Every eligible therapist was included. We did not filter to top performers. We did not engineer subgroups. Aside from the baseline severity threshold, we did no trimming of the dataset.

That choice forces you to confront real-world complexity. In a non-randomized design, you must ask: did outcomes improve because therapists changed? Because patients changed? Because something else shifted?

We examined therapist-level performance among those therapists who contributed enough patient outcomes during both the pre and post-implementation periods . Approximately 95% of those therapists showed improved patient outcomes after the implementation period. That makes it unlikely the effect was driven by replacing weaker clinicians with stronger ones.

We also statistically adjusted for changes in patient population, including symptom severity and other factors that are associated with treatment outcomes. After controlling for those variables, the improvement remained.

That doesn’t make this an RCT. But it does add credibility. 

What Actually Changed in Care

Outcomes don’t improve because you launch a training. They improve because clinician behavior changes.

We examined mechanisms alongside outcomes. In any intervention study, you need evidence that the hypothesized driver of change actually occurred. In a medication trial, you confirm that participants took the medication, or examine that the dose of medication is related to the magnitude of the change.

In our case, we analyzed therapist-documented discussions of measures in session. During the implementation period, those discussions increased. We also saw meaningful shifts in how alliance data were used. Once clinicians were trained on how to interpret and discuss alliance measures appropriately, engagement with that data increased incrementally over time.

That pattern supports what we would expect from a genuine implementation: behavior changes precede and accompany outcome changes.

The Responsibility of Publishing Industry Research

Publishing outcomes from within a commercial organization carries risk. You may not like what you find. You expose variability. You invite scrutiny.

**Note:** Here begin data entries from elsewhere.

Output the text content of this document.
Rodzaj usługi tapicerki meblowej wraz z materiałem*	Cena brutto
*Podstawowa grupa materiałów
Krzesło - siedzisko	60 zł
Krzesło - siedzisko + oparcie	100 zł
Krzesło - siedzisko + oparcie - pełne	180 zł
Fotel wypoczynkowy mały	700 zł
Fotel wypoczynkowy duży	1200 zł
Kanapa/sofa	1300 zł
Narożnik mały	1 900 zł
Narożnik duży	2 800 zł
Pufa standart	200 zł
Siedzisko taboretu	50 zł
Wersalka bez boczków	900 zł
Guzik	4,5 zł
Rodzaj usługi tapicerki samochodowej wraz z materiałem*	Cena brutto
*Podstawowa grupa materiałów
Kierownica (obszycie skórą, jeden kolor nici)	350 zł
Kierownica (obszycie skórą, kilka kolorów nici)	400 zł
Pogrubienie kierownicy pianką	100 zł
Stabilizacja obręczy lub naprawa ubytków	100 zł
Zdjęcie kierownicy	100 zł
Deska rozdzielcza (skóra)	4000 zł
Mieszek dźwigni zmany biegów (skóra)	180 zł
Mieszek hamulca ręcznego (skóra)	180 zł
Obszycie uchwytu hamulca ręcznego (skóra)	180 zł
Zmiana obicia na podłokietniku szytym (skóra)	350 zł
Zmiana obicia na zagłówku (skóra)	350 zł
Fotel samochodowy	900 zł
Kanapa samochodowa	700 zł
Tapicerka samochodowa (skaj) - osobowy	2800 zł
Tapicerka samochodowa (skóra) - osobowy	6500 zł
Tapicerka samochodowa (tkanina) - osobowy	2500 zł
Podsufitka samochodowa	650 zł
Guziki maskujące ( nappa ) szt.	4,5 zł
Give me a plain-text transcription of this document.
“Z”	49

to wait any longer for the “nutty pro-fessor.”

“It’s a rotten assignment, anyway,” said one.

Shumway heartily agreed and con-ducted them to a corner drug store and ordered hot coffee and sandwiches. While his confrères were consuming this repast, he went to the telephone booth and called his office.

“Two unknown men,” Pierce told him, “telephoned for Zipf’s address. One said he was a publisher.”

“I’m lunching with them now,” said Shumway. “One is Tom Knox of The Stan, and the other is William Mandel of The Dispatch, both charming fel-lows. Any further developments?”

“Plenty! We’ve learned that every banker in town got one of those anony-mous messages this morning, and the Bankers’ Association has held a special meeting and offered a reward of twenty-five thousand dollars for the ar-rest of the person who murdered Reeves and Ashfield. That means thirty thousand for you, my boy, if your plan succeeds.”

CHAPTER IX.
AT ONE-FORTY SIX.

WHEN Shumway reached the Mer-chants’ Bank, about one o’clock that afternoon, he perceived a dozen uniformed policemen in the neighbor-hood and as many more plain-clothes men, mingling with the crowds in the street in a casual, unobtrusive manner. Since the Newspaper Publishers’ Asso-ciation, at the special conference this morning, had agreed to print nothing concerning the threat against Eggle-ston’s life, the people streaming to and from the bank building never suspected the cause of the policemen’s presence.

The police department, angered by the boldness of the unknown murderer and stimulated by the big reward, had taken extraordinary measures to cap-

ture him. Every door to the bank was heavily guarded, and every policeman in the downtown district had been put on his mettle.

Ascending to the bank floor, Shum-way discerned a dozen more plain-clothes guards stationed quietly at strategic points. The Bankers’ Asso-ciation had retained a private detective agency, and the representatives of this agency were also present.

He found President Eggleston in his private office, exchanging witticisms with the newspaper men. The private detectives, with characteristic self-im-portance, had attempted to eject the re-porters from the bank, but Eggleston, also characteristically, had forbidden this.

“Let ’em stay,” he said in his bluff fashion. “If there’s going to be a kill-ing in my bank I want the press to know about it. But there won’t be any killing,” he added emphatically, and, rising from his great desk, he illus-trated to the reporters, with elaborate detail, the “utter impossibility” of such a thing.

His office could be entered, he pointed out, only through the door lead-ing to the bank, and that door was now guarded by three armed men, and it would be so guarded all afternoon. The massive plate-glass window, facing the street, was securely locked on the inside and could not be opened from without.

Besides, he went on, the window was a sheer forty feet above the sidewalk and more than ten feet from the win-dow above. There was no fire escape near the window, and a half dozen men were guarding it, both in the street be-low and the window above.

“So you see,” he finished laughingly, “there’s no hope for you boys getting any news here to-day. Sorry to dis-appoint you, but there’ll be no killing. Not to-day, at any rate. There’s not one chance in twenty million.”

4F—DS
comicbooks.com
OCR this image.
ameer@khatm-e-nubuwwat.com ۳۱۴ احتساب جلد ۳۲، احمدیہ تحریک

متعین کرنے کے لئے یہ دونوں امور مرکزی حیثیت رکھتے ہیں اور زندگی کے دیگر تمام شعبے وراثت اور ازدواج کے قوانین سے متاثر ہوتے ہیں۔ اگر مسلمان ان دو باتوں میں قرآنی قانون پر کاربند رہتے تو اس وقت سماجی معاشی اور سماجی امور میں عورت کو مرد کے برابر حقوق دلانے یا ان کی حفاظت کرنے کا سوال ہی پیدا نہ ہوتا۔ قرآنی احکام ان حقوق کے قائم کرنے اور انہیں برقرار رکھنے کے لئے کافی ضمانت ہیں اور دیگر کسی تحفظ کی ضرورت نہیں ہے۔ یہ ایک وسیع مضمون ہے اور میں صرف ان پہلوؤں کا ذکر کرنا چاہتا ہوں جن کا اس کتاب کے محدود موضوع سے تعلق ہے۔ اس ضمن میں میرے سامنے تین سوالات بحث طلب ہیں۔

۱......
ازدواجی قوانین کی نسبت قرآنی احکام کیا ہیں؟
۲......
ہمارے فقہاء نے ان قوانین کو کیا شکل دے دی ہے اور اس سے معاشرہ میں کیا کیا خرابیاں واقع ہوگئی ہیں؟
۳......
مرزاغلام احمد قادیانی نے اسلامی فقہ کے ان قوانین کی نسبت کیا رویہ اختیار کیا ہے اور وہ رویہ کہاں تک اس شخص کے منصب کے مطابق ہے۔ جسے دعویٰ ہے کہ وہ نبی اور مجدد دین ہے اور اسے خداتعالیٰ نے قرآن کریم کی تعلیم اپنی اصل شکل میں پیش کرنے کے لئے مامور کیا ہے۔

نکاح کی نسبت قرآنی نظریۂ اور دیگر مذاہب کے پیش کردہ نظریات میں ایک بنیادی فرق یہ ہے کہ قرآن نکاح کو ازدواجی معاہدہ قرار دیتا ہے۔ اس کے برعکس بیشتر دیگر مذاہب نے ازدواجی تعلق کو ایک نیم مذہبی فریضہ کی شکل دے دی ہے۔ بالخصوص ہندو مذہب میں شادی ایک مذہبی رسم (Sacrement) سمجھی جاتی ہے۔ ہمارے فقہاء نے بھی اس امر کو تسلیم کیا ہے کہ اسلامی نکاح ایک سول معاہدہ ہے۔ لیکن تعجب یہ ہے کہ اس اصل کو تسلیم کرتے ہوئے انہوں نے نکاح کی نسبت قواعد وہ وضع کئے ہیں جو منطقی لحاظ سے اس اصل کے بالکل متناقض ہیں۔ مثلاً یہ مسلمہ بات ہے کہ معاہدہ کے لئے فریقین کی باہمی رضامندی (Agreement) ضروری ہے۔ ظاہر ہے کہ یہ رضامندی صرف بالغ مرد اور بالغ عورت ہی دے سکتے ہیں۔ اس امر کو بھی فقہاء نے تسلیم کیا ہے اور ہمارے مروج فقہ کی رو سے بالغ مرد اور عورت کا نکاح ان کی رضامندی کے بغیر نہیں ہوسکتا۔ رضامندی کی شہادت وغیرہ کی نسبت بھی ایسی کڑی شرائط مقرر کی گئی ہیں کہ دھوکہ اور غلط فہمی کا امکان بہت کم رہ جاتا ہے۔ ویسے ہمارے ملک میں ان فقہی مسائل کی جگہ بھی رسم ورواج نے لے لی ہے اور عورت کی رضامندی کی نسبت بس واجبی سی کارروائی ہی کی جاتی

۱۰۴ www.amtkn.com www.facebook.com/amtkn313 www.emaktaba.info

There are baseline obligations: independent ethical review, protection of patient privacy, de-identification of data, and adherence to human subjects research standards. Those are non-negotiable.

But the deeper responsibility is transparency. If an organization claims evidence-based care yet does not measure outcomes at scale, the claim is incomplete. If it measures outcomes but only shares favorable subsets, credibility erodes.

Industry science can be real science. But it requires discipline: full-population reporting, explicit acknowledgment of limitations, statistical adjustment for bias, attention to mechanisms, and peer-reviewed publication.

If behavioral health wants payer trust, value-based reimbursement, and public confidence, we have to move beyond treating measurement as a branding exercise. Evidence-based care fails when implementation is weak. And weak implementation is common because it is easier to declare than to execute.

The real question isn’t whether commercial organizations are capable of rigorous research. It’s whether they are willing to hold themselves to the same standards they expect from academia.

Credibility is not a slogan. It is earned by putting the methods in plain view and allowing the field to evaluate them. That is what implementation science demands — and what patients deserve.

Nick Forand, PhD, is the Principal Clinical Research Scientist at Two Chairs and first author of "The impact of measurement based care at scale: examining the effects of implementation on patient outcomes and provider behaviors," published in Frontiers in Health Services.